Slovenia will hold a referendum this year on whether a new nuclear reactor will be built to replace the current Krško nuclear power plant, which is expected to end operations in 2043, Slovenian Prime Minister Robert Golob said after a National Energy Summit he organised.

The Prime Minister reported that it had been agreed that all five parliamentary parties would co-operate on the referendum on the Krszko 2 project. The leaders of the parliamentary parties participating in the summit, two parliamentarians representing the Italian and Hungarian ethnic minorities, the country's president and the speaker of the House of Representatives agreed that renewable energy and nuclear power are the right path to a carbon-free society, Golob emphasised.

He announced that the government would soon adopt a draft resolution on the peaceful use of nuclear energy in Slovenia and submit it to parliament for adoption, which would serve as a basis for preparing the referendum question. The exact date of the referendum has not yet been determined. Golob clarified:

"At the moment we are leaning towards the second half of the year. We don't have a final date yet."

The Slovenian prime minister believes that holding a referendum this year makes sense in order to speed up procedures, in particular the choice of the construction site, to give the green light to preparations costing more than €100 million. A decision on the project will be made in 2027 or 2028, when the cost of the project and the nominal capacity of the new reactor will be known, Golob said, noting that a new referendum on the completed plan is likely to be held.

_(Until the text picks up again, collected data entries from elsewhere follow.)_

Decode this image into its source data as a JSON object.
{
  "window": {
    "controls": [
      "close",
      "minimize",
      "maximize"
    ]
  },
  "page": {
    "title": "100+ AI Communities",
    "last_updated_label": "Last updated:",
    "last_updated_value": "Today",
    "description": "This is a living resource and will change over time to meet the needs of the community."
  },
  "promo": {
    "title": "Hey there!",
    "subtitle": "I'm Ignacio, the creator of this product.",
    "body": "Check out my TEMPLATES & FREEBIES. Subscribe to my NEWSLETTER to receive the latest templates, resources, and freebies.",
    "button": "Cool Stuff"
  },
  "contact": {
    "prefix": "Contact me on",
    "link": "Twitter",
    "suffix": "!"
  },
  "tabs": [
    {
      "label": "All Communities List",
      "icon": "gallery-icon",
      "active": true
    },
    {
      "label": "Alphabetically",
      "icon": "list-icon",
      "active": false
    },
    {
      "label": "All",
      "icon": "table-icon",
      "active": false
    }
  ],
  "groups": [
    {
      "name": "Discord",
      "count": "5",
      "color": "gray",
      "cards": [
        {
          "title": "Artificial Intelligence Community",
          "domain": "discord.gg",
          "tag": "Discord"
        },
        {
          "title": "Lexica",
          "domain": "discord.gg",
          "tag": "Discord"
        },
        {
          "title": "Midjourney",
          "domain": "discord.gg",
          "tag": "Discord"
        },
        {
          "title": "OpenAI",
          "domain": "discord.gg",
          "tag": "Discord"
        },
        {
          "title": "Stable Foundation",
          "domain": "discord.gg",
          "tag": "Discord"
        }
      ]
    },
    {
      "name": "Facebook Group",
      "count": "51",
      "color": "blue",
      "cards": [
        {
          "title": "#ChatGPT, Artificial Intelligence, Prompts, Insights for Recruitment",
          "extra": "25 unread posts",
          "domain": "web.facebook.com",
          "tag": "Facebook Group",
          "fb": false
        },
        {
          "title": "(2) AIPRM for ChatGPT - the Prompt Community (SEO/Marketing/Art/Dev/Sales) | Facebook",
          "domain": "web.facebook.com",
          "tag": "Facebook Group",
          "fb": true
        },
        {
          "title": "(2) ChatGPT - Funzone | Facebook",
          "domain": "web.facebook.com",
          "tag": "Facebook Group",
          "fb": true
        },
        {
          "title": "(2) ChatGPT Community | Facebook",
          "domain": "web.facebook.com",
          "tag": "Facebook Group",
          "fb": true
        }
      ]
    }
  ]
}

The Krshko single reactor pressurised water nuclear power plant, built by US-based Westinghouse, is located near the Slovenian-Croatian border, 80 kilometres from the Hungarian border. It started operating during the Yugoslav times in 1983. The power plant is owned 50/50 by the Slovenian GEN Energia and the Croatian Electricity Company. The power plant generates 6,000 gigawatt hours of electricity per year, covering about a quarter of Slovenia's electricity demand and about a fifth of Croatia's electricity demand. The Krško NPP reactor was originally scheduled to operate for 40 years, but last year the plant received environmental approval to extend its life for another 20 years, until 2043.

If the decision to build a new unit is made by 2028, the new reactor built could be connected to the grid in 2038. Croatia has already indicated that if Slovenia decides to build a new unit, Zagreb will stick to the original agreement and assume 50 per cent of the costs.